How and when to use OrientDB: A study by HelloClass
There has been a lot of talk going on recently around NoSQL/Graph databases. The need for NoSQL databases are not new. NoSQL opens up a whole new set of data storages, Cassandra, Redis, MongoDB, HBase, ElasticSearch, CouchDB, DynamoDB, Neo4J, OrientDB and what not. NoSQL in general offers simplicity of design, better horizontal scaling and a finer control over availability. In this article we are majorly going to talk about our use case of a graph DB.
At HelloClass, the need for a NoSQL/Graph Database arose when we talked about launching our home curated Study Materials. Ya, you read that right. Let me take you through all the scenarios, one by one, which we actually faced while implementing our Study Materials.
Neo4j or OrientDB?
Neo4j being the oldest Graph DB, has emerged as a go-to for companies when you talk about graph database. Same thing went with us as well. But when we actually spent some time on figuring out whether Neo4j is the right choice or if there are any other better alternatives available? Then we learnt about OrientDB. We learnt that OrientDB community edition offers many more features out-of-the-box which Neo4j doesn’t. I would not go into details but give you just a couple of winning points over here..
- On the topic of clustered deployment, Neo4j supports only master-slave replication. It is generally only suited to single digit node deployments and the entire graph must belong on one machine. Whereas OrientDB has a full ability to do multi-master replication (every node can accept reads and writes), has the ability to shard data, intelligently distribute data using clusters and automate distributed queries and transactions.
- OrientDB’s document-graph capabilities are just awesome. Yes, OrientDB is a multi-model database which not only supports documents and graph, but works with key-value and objects as well. That makes it a full database and not a supplement to other datastore. Which of-course Neo4j doesn’t have to offer.
So the choice was very much clear.
OrientDB which is an ACID compliant DBMS, supports schema-less, schema-full and schema-hybrid (or mixed schema) solutions. In the case of mixed schema mode, it sets constraints for certain fields and allows the user to add custom fields to the record as well. We opted for hybrid-schema mode. For the Study Materials we wanted to roll-out the Question-Answer and Discussion like content to start with. As we were designing this content DB, we wanted to necessarily have few properties always defined/given for a Question-Answer/Discussion and hence the approach was chosen. We could also use OrientDB to store our document data of chat sessions by real time processing all of them to the DB.
However we could keep both the DBs in one server. But, as this was our first interaction with OrientDB and we didn’t know how it would perform, we intentionally kept our chat sessions in a separate DB server. Also, it’s a better approach to maintain separation of concerns. It also gives you flexibility when you have a need to scale them.
OrientDB directly supports most of the cloud providers including AWS, Microsoft Azure and others. Ours is an AWS setup of OrientDB Community Edition 2.1.2.
OrientDB provides vertical and horizontal security both. Meaning, you can manage the security at schema level and per record level as well. It may not sound as a very generic use case of having data secured at record level, but it allows to completely separate database records as sandboxes, where only authorized users can access restricted records.
OrientDB adheres to the TinkerPop Blueprints standard and uses it as default Graph Java API. Codes written on top of Blueprints works over all Blueprints-enabled graph databases. So, if you stick to the Blueprints interfaces, you are free to change your underlying graph database to any other Blueprints-enabled graph DB in the future.

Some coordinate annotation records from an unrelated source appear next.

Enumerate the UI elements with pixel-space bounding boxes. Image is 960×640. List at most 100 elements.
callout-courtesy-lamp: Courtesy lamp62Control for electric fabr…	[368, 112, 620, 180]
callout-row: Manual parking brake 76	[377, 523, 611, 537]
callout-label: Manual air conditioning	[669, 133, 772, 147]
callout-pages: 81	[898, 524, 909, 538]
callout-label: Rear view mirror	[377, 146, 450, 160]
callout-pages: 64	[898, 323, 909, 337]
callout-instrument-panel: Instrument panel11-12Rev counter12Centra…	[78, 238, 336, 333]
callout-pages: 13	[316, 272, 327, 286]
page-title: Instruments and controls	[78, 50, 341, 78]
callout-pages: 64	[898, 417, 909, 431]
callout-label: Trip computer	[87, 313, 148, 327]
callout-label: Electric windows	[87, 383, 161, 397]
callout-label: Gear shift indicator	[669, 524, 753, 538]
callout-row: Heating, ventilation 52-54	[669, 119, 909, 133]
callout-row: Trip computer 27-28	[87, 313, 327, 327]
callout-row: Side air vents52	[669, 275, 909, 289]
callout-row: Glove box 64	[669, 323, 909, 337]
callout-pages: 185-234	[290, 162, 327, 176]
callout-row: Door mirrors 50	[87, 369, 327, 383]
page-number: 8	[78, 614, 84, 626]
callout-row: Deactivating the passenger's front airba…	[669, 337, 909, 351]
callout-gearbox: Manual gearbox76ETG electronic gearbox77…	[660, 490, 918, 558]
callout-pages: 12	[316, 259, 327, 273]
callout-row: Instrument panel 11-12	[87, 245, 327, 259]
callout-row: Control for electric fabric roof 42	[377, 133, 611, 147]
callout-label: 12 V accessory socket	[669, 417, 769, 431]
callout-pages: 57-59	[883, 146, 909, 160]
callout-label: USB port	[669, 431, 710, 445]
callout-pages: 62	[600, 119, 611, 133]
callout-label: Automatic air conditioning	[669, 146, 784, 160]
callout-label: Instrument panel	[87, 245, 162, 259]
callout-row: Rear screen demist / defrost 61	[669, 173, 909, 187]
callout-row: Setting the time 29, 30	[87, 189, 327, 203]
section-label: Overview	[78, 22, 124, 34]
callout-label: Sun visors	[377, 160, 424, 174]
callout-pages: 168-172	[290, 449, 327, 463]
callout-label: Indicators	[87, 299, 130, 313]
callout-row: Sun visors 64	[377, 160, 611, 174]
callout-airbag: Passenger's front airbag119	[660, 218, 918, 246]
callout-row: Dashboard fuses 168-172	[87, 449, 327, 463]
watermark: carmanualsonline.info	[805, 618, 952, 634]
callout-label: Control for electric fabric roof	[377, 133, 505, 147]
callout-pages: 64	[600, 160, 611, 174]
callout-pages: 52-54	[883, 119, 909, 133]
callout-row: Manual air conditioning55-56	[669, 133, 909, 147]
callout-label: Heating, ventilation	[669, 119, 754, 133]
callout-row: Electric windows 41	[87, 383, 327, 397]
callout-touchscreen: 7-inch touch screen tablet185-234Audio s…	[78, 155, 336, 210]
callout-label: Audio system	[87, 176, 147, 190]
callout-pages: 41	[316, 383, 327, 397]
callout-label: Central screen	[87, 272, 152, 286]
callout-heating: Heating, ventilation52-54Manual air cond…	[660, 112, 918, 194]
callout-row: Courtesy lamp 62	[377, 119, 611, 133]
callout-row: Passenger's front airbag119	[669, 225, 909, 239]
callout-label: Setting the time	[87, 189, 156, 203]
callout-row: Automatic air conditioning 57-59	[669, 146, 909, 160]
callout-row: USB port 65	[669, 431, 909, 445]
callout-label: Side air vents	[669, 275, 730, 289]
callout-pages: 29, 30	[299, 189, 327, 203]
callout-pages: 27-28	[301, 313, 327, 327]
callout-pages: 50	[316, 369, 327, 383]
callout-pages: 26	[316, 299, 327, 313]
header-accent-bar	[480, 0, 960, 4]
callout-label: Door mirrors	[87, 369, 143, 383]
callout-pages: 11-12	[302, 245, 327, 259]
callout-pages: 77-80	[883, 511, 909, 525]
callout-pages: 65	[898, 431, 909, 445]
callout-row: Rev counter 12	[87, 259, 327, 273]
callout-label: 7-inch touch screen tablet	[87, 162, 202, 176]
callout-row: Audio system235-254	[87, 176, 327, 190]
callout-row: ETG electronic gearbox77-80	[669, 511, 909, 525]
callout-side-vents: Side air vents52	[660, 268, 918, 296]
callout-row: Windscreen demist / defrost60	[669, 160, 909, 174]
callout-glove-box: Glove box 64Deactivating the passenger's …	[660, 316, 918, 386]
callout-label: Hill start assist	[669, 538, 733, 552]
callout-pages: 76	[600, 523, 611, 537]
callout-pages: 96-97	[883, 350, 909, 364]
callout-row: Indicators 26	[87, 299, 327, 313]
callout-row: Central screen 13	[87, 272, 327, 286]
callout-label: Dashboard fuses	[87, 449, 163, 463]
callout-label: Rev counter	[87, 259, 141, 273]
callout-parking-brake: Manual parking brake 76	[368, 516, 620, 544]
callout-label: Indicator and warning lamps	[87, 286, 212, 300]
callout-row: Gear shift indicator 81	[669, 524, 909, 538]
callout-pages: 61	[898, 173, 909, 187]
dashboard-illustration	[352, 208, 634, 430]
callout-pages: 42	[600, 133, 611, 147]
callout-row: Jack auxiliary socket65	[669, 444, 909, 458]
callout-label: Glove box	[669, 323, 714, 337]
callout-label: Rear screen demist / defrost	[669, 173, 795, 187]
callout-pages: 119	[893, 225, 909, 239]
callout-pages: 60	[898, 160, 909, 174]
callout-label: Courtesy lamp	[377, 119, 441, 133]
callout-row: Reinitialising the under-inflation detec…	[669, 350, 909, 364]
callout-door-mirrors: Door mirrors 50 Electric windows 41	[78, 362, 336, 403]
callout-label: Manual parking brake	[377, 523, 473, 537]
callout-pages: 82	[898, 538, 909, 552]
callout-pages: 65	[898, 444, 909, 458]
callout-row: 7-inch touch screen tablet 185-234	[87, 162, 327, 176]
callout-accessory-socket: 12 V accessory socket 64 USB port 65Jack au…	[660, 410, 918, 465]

Let us have a look at some key points on where OrientDB performs well and where it doesn’t:
- OrientDB server’s shutdown and startup time is really fast, takes 2–3 seconds.
- Queries where it excels:
- Internal Id function node lookup
- Full text Lucene lookup, when query on indexed fields
- Graph explorer, Result view, Node editor (in OrientDB Studio) works really well.
- Support for function integration is good. Functions in OrientDB are just like stored procedure of an RDBMS.
- However it supports SQL like queries which looks quite exciting at the beginning, it gets a little hard when you have to write complex queries.
Overall, OrientDB has been working great since the day we took it out on production. Since it is new DB compared to other data stores, definitely there is a lot of areas and possibilities of improvements. Given that a highly active community is working on it to make it better on a daily basis.